Carriers, shippers, and receivers will be required to exchange information regarding prior cargos, the cleaning of bulk transportation equipment, and temperature controls. A log of prior loads must be kept. FDA will not restrict what can be hauled. Rather, they will regulate the cleaning between loads. Wash tickets must be kept and shared with customers. Washing may include sanitizing where necessary.
The carrier must communicate with the shipper and receiver that temperature sensitive foods were transported under the required temperature conditions. This requirement can be waived for short hauls or if the shipper loads a temperature recording device with the shipped products. The shipper and receiver are required to specify in writing the temperature requirements to the carrier. The receiver must confirm compliance.
Training, records and waivers
Carrier personnel must complete training in sanitary transportation practices and must have documentation of this training. This will include personal hygiene for drivers and loading/ unloading workers, training in security, accessibility to hand washing, and avoiding cross contamination in handling mixed loads. Procedures, training, cleaning, prior cargos, and temperature control must be recorded and properly maintained.
Shippers, carriers, and receivers who hold valid permits and are inspected under the National Conference on Interstate Milk Shipments (NCIMS) Grade “A” Milk Safety Program may be waived from these requirements only when they are involved in shipping Grade A milk and milk products. Transportation of food relinquished to consumers may also be waived (such as the pizza delivery guy).
Section 204 — Designating High Risk Foods for the purpose of record keeping related to Traceability
This proposed rule designates high-risk foods based on known food safety risks. The criteria for modeling and scoring risk are:
- Frequency of Outbreaks and Occurrence of Illnesses: This must include chemical and microbiological food safety hazards. Chemical hazards include allergens, mycotoxins, pesticides, and heavy metals.
- Severity of Illness: This will take into account illness duration, hospitalization, and mortality.
- Likelihood of Contamination: This is based on number of recalls and contamination that has been known to occur.
- Pathogenic Growth Potential/Shelf Life: Strong growth potential is likely at temperature at which the food is intended to be held and stored, including refrigeration and room temperature. This will be coupled with shelf life where longer shelf life can increase risk.

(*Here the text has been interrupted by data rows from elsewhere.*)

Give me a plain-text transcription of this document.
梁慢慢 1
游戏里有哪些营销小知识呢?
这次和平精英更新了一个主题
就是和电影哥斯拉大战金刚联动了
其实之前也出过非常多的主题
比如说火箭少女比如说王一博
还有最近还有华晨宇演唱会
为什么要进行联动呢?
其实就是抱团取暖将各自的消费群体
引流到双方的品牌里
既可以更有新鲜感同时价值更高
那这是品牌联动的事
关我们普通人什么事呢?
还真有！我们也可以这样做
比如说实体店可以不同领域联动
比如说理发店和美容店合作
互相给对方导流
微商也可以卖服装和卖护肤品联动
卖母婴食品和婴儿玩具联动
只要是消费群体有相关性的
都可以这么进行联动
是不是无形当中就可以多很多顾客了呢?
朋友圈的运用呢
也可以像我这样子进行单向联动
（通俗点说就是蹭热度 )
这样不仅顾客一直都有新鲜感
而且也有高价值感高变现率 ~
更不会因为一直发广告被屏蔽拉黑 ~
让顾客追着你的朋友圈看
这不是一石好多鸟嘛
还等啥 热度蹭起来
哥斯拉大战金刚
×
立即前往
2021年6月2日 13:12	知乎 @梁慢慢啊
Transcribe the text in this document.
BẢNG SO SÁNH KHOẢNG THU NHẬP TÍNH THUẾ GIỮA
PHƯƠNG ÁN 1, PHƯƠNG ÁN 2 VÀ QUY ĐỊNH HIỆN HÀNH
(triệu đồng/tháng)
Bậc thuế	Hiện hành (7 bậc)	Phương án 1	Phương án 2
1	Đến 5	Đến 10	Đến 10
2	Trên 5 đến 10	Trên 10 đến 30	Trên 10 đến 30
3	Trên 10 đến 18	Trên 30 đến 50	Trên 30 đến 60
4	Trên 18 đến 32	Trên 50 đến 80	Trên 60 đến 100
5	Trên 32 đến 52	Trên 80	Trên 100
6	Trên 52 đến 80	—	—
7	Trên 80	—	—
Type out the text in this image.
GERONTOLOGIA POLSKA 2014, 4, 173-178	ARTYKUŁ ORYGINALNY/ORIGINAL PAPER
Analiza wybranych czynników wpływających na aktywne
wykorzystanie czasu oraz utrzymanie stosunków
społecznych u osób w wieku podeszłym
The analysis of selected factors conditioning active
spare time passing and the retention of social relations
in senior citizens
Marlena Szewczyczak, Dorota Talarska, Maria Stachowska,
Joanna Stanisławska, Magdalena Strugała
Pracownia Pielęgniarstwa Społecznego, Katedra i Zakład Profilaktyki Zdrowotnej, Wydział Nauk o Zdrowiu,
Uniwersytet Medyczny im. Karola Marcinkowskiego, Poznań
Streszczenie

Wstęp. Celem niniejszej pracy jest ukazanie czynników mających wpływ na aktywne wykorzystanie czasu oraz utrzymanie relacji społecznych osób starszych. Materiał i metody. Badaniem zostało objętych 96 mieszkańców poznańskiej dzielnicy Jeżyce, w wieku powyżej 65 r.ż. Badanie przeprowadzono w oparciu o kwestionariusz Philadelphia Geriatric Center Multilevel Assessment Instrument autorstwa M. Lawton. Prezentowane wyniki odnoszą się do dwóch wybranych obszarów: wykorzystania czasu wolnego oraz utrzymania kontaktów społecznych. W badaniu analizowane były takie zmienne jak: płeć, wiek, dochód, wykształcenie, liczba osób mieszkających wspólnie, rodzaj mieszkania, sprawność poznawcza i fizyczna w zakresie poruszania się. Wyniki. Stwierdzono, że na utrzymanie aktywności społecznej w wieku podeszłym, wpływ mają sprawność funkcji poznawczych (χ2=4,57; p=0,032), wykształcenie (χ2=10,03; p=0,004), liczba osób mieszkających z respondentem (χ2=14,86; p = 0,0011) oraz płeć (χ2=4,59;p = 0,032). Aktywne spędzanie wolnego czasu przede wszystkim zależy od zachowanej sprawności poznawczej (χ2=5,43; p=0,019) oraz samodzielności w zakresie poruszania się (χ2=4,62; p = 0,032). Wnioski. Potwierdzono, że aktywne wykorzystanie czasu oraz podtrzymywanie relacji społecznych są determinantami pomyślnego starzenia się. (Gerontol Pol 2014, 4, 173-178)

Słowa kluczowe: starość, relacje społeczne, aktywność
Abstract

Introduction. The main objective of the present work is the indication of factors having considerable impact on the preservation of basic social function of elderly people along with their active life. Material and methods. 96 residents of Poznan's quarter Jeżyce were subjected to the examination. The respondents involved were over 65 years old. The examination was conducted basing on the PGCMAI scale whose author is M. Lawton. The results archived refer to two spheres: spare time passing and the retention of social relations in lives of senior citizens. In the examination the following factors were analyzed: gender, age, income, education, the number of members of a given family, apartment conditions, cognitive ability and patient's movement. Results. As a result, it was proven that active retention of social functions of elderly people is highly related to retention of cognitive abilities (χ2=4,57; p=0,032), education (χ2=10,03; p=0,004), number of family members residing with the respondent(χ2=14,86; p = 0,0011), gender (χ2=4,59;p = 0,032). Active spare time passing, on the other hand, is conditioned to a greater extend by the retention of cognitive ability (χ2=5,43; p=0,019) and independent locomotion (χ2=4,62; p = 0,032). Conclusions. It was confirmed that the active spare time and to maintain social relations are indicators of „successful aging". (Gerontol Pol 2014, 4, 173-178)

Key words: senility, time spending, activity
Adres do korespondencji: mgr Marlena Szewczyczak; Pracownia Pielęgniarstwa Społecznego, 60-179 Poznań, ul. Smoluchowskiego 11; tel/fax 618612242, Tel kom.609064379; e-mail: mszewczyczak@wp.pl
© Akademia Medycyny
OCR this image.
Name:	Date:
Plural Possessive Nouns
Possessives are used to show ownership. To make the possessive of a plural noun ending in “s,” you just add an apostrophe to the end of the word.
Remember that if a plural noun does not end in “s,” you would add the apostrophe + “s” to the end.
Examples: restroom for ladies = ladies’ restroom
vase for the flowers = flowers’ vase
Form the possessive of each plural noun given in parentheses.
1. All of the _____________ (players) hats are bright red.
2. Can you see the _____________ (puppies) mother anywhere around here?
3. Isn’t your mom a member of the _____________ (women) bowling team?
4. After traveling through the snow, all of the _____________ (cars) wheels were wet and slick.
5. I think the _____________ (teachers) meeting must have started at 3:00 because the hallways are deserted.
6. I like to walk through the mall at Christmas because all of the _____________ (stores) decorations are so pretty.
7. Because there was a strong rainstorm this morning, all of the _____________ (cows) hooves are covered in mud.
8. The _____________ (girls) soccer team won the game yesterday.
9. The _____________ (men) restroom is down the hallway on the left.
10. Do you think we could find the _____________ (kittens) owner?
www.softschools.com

- Manufacturing Process Contamination Probability/Intervention: High probability has recurring or frequent detection of contamination. Low probability has infrequent detection of contamination or where contamination is introduced post manufacturing. This will be coupled with the availability and implementation of control measures.
- Consumption: This is the percent of the population that consumes the food.
- Economic impact: Lower is defined as $100-500k impact per year and higher is greater than $10m per year.